= Angus Morrison Gidney (writer) =

Canadian educator (1803–1882)

Angus Morrison Gidney (May 4, 1803 - January 20, 1882) was a Canadian educator, poet and journalist.

He was born in Jemseg, New Brunswick, the son of Joshua Gidney and Phoebe Morrison. The family settled on a farm near Bridgetown, Nova Scotia while he was still young. Gidney taught school for a number of years before becoming editor of the Novascotian in 1843; later that year, he became associate editor after William Annand purchased the paper. He was also parliamentary reporter for the Morning Chronicle. Gidney married Experience Beals. In 1845, he purchased the Yarmouth Herald.

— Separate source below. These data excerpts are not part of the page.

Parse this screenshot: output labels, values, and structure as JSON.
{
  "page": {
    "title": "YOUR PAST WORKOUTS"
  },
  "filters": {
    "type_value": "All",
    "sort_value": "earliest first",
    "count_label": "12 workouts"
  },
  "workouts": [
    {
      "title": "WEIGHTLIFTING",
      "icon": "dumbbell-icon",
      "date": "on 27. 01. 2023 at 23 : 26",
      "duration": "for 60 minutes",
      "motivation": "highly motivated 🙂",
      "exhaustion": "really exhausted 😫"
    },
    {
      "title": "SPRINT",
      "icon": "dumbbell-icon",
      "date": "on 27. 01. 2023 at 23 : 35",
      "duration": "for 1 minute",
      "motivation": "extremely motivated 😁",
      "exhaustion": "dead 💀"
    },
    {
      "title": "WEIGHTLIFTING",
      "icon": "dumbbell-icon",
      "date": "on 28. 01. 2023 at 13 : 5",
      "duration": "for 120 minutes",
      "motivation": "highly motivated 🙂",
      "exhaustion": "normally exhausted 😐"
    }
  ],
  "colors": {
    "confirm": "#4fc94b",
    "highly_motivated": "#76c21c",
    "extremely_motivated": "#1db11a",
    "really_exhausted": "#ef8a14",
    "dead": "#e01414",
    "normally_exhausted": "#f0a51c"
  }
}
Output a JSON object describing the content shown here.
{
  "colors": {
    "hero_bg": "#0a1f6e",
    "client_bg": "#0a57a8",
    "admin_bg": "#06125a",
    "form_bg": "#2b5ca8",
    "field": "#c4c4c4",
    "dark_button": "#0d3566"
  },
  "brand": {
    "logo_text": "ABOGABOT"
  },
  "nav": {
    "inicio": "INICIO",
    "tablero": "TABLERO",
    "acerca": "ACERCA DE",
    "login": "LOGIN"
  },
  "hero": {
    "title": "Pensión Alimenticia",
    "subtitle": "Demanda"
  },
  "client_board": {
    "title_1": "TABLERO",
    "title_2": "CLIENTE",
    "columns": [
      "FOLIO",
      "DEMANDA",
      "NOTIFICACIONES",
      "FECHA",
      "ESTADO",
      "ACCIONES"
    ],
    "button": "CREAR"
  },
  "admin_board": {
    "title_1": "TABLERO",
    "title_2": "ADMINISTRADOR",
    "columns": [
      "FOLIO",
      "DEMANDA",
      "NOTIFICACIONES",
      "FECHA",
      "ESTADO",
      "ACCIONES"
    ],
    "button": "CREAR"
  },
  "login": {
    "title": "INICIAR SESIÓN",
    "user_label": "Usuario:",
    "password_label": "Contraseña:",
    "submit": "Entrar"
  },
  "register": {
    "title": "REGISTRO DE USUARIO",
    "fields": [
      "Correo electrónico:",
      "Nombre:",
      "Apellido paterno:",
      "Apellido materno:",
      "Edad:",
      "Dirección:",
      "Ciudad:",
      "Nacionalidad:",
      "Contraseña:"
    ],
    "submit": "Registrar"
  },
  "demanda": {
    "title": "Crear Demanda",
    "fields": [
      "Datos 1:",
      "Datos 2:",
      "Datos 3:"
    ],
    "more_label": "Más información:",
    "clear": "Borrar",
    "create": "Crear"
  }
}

In 1851 Gidney abandoned journalism moving to Sandy Cove, Digby County, where he resumed teaching. In 1859, after temporarily leaving journalism, he became editor for the Digby Acadian. In 1862, he joined his son Ingraham at the Bridgetown Register, later renamed the Free Press. Gidney was the author of The refugee's daughter: a legend, a novel, parts of which were published in instalments in the Nova Scotian; it was later published in full in the Liverpool Transcript. He also contributed poetry to local periodicals in the province. Gidney was sergeant-at-arms for the Nova Scotia House of Assembly from 1868 to 1878. He also served as postmaster at Bridgetown for a short time. He died in Bridgetown at the age of 78.